An avid Lost fan that goes by the name of DriggyDriggs edited the fifth season of the show into a four-part miniseries that has each episode focus on a singular character. The result is a shockingly poignant look into the lives of the surviving islanders without the ridiculous magic church and purgatory nonsense. Cosmology is a film that combines footage from 2001: A Space Odyssey, There Will Be Blood, Jurassic Park III and a dozen other films to create what the author, who goes by The Man Behind the Mask, calls “a fanedit about us” that’s basically The Tree of Life without Brad Pitt.
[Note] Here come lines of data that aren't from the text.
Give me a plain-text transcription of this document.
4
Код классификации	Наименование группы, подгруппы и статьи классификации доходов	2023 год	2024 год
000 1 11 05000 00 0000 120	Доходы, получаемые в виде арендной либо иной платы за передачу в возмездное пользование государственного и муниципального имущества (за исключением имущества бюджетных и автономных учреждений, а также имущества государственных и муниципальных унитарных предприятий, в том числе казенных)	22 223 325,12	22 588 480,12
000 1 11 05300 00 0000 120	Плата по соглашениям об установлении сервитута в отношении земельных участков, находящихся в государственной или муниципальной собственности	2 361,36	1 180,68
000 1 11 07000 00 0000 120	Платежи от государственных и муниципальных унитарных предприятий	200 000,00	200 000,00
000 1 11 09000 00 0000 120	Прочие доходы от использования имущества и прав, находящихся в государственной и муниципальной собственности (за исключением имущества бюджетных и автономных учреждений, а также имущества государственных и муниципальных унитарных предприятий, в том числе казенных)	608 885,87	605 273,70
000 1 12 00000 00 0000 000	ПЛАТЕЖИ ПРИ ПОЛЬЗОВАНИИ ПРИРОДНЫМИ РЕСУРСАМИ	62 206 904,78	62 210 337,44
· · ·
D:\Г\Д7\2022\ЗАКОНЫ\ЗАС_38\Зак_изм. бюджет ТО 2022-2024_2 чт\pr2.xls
The list of fan edits that center on recontextualizing character relationships is so large that I couldn’t possibly list them all. The point is that although men and women claim ownership of media in different ways, this “character control fantasy” certainly isn’t gender restricted and the ways that men approach textual poaching certainly supports Jenkins’ assertion that “fans are empowered over mass culture” (491). I wonder what other forms of textual poaching there can be. Do Bollywood rip-offs count?

1 comment:

  1. Hey Damian

    Great post! Your question about what other kinds of "poaching" there are reminded me of parodic dubs / subtitles placed over music videos and films. This is particularly interesting when the original product is in a language the intended audience cannot understand. Unlike the "Bad Lip Reading" series of videos, that take songs or film clips already well known to the audience, comedic subtitling / dubbing of foreign language videos removes the possibility for the general audience to view the original video in its intended context. When fans are empowered over mass culture in this way, what might be at risk? What kind of epistemic violence might one community do to another by poaching in this way?